Union Pension Bailouts are Coming

By Rick Manning

Just when you thought that Congress might have run out of bailout ideas for politically-favored groups along comes Senator Robert Casey’s (D-PA) bill to bailout union pension funds.

Operating under the benign sounding title, “Create Jobs and Save Benefits Act of 2010”, Casey’s bill is actually nothing more than a transfer of approximately $165 billion in Big Labor’s pension debt over to the U.S. taxpayer.

For decades, one of the primary organizing tools used by labor unions has been the promise that their members will enjoy secure pensions upon retirement. Most of these union pensions are held in what are known as multi-employer pension funds. Created in 1974 as part of the Employee Retirement Income Security Act, these funds are an agreement between a union and two or more employers to fund the pensions of workers and retirees.

The rub is that if a company goes out of business, their employees remain in the system, and become the remaining company’s responsibility. As these multi-employer pension plans become more and more insolvent, the unions that run many of them do not take the fiscally responsible step of cutting benefits, raising the retirement age, asking the members to contribute to the fund, or, gasp, contributing to the fund using union dues money. Instead, many have just wished that the problem would go away.

Now, the piper is demanding to be paid.

Moody’s rating service has found that large multi-employer pension funds are underfunded by $165 billion. This includes funds that either pay or secure the retirement for many Teamsters, AFL-CIO and SEIU members and other large, politically connected unions. Not surprisingly these unions are using the clout gained from spending their cash on politics rather than pensions to demand a taxpayer bailout.

Enter Senator Casey and his House cohorts in crime, Earl Pomeroy (D-ND) and Pat Tiberi (R-OH), who have a solution. Keep the benefits for the members of the Multi-Employer Pension Funds the same, but have them guaranteed by the Pension Benefits Guaranty Corporation (PBGC).
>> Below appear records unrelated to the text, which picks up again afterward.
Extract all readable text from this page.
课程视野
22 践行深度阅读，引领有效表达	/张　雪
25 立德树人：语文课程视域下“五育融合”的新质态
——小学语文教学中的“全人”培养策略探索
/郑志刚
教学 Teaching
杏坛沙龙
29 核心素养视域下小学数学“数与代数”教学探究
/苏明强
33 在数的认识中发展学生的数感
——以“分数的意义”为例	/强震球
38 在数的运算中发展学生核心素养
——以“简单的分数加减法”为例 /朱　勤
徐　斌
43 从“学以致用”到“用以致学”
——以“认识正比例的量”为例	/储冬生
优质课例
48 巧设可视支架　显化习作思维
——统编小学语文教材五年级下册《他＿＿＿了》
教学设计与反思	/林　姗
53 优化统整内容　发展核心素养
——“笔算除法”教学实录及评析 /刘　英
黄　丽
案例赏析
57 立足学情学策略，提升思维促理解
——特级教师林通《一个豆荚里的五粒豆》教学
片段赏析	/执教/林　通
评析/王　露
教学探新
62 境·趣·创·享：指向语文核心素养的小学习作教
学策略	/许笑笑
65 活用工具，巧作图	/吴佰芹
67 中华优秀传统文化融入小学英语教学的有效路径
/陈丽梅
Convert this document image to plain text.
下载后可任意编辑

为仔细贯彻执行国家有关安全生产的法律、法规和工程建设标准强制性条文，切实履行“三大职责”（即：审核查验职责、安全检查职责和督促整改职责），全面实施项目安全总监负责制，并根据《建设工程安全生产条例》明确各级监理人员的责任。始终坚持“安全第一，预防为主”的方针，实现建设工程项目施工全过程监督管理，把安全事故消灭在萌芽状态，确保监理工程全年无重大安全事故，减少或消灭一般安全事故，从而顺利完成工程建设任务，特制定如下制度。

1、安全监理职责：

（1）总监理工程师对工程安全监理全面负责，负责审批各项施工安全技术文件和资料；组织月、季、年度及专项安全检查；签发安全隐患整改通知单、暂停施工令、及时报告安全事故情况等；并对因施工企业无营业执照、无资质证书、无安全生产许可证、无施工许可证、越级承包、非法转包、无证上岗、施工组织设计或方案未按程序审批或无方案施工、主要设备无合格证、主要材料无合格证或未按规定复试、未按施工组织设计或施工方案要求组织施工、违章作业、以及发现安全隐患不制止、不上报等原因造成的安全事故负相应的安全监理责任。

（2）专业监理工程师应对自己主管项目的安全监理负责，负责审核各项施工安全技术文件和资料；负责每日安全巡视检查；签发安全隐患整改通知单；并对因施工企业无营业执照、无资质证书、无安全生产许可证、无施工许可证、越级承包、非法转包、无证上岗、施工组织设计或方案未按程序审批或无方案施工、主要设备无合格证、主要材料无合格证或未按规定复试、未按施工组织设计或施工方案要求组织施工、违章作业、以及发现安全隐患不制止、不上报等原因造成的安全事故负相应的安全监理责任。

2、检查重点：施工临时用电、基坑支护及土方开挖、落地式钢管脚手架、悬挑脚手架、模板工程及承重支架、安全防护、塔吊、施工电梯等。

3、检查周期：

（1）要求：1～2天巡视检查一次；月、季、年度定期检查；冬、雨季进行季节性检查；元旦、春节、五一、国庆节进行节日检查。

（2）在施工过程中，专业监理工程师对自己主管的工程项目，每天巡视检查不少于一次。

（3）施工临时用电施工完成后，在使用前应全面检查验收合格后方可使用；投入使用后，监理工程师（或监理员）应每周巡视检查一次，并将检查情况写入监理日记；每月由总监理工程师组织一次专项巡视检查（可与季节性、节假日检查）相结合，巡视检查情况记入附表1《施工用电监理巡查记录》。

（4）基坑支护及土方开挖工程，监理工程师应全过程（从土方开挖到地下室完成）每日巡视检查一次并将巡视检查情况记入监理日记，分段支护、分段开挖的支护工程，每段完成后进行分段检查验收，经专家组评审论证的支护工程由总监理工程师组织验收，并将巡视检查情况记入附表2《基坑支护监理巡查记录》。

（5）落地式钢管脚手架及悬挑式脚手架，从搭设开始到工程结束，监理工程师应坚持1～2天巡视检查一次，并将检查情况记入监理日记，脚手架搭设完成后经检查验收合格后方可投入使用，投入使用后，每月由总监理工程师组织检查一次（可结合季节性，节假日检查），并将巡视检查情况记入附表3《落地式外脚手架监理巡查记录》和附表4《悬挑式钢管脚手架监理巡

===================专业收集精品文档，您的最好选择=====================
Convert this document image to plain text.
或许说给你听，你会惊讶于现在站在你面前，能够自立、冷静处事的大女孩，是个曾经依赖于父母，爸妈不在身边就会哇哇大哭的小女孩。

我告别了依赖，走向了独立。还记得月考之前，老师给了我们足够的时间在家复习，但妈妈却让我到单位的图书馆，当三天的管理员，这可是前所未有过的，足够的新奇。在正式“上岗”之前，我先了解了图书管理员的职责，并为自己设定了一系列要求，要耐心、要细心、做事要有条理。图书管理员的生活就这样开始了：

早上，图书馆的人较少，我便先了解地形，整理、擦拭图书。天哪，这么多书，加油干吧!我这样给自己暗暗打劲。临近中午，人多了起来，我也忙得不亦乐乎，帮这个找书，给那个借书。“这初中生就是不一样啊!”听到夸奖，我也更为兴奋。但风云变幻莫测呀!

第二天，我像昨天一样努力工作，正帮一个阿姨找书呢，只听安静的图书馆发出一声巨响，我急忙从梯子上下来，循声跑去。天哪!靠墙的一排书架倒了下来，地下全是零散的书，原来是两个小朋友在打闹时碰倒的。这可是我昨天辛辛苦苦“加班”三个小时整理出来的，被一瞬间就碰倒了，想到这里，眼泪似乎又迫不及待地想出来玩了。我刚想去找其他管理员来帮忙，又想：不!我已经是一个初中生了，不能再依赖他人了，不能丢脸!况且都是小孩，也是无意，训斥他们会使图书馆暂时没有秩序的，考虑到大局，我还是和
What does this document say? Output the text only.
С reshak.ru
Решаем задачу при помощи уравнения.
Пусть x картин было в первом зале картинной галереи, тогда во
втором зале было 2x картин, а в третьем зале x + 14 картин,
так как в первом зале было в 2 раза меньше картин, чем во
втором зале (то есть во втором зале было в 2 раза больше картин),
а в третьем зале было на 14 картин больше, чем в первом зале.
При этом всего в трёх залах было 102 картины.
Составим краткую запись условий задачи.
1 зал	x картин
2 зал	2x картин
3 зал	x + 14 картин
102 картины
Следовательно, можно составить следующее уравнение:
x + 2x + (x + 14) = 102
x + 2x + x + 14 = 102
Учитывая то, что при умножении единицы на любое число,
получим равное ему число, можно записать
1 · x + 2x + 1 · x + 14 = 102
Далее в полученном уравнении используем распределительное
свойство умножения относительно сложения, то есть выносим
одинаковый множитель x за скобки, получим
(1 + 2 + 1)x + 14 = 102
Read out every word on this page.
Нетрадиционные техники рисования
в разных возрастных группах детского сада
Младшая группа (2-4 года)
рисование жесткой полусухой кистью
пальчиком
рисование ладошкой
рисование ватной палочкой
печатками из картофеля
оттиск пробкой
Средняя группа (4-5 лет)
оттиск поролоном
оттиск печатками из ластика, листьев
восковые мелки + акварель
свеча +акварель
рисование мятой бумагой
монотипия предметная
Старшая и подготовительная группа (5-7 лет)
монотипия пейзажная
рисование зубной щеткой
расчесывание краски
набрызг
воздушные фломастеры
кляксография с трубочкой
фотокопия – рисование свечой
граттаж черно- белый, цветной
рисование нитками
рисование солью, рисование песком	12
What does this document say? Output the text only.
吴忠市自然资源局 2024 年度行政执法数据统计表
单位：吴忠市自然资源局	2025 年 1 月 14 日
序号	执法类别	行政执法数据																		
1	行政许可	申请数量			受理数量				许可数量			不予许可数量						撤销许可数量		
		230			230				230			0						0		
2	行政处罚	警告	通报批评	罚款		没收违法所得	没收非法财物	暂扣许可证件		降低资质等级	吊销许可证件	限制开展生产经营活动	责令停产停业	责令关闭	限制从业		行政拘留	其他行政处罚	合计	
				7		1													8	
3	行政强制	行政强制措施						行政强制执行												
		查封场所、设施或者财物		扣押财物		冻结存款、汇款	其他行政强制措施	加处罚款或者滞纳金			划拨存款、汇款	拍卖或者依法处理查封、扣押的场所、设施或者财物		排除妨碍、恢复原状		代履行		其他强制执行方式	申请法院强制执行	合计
Who guarantees the PBGC? You guessed it, you and I, the American taxpayer. Just another proposal pushing one set of favored constituents over the rest that ensures the dizzying growth of our nation’s deficit continues unabated.

At a time when our nation’s debt is projected by the Congressional Budget Office to match our gross domestic product as early as 2013 threatening our nation’s AAA bond rating.

Incredibly, among the eight House Republicans who have joined Pat Tiberi in supporting adding $165 billion to our national debt to bail out the irresponsible management of these pension funds are: John Linder (GA), Peter Roskam (IL), Thaddeus McCotter (MN), Steven LaTourette (OH), Jo-Ann Emerson (MO), and Aaron Schock (IL).

It always sounds good to say that you are helping preserve people’s pensions, unfortunately in this instance, Casey, Pomeroy and Tiberi would ask the vast majority of working American’s without a defined pension to put less into their personal retirement account in order to preserve the status quo of union member retirees. This is a perfect example of the government playing backward Robin Hood, taking from those who are mostly without fixed pensions, in order to preserve the comfort level of those who have union pensions, while allowing unions to continue to organize across the U.S. claiming that paid pensions are a benefit that their members can expect to receive.

This is a seemingly elegant solution that instead could be the tipping point that our debt-stressed economy from which our debt ridden economy is never able to recover.

The Senate Health, Education, Labor and Pensions Committee will be holding a hearing on the Casey bill on Thursday, May 27th.

Rick Manning is the Director of Communications for Americans for Limited Government, and the former Public Affairs Chief of Staff for the U.S. Department of Labor.